Eliezer has never denied that neural nets can work (and he provides examples in that linked post of NNs working). Eliezer’s principal objection was that NNs were inscrutable black boxes which would be insanely difficult to make safe enough to entrust humanity-level power to compared to systems designed to be more mathematically tractable from the start. (If I may quip: “The ‘I’, ‘R’, & ‘S’ in the acronym ‘DL’ stand for ‘Interpretable, Reliable, and Safe’.”)
This remains true—for all the good work on NN interpretability, assisted by the surprising levels of linearity inside them, NNs remain inscrutable. To quote Neel Nanda the other day (who has overseen quite a lot of the interpretability research that anyone replying to this comment might be tempted to cite):
Oh man, I do AI interpretability research, and we do not know what deep learning neural networks do.
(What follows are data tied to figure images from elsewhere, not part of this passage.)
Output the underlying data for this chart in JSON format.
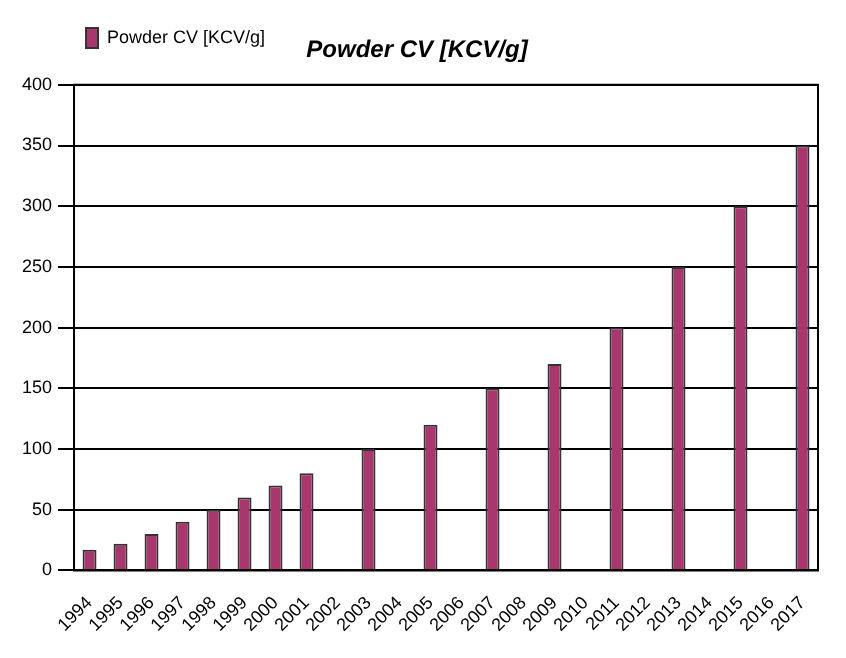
{
  "chart_data": {
    "type": "bar",
    "title": "Powder CV [KCV/g]",
    "categories": [
      "1994",
      "1995",
      "1996",
      "1997",
      "1998",
      "1999",
      "2000",
      "2001",
      "2002",
      "2003",
      "2004",
      "2005",
      "2006",
      "2007",
      "2008",
      "2009",
      "2010",
      "2011",
      "2012",
      "2013",
      "2014",
      "2015",
      "2016",
      "2017"
    ],
    "series": [
      {
        "name": "Powder CV [KCV/g]",
        "color": "#a8376e",
        "values": [
          17,
          22,
          30,
          40,
          50,
          60,
          70,
          80,
          null,
          100,
          null,
          120,
          null,
          150,
          null,
          170,
          null,
          200,
          null,
          250,
          null,
          300,
          null,
          350
        ]
      }
    ],
    "ylim": [
      0,
      400
    ],
    "yticks": [
      0,
      50,
      100,
      150,
      200,
      250,
      300,
      350,
      400
    ],
    "grid": "y",
    "legend": "top left"
  }
}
An fMRI scan style thing is nowhere near knowing how it works.
What Eliezer (and I, and pretty much every other LWer at the time who spent any time looking at neural nets) got wrong about neural nets, and has admitted as much, is the timing. (Aside from that, Ms Lincoln...)
To expand a bit on the backstory I also discussed in my scaling hypothesis essay: neural nets seemed like they were a colossally long way away. I don’t know how to convey how universal a sentiment this was, or how astonishingly unimpressive neural nets were in 2008 when he was writing that. I was really interested in NNs at that time because the basic argument of ‘humans are neural nets; therefore, neural nets must work for AGI’ is so obviously correct, but even Schmidhuber, hyping his lab’s work to the skies, had nothing better to show than ‘we can win a contest about some simple handwritten digits’. Oh wow. So amazing, much nets, very win. Truly the AI paradigm of the future… the distant future.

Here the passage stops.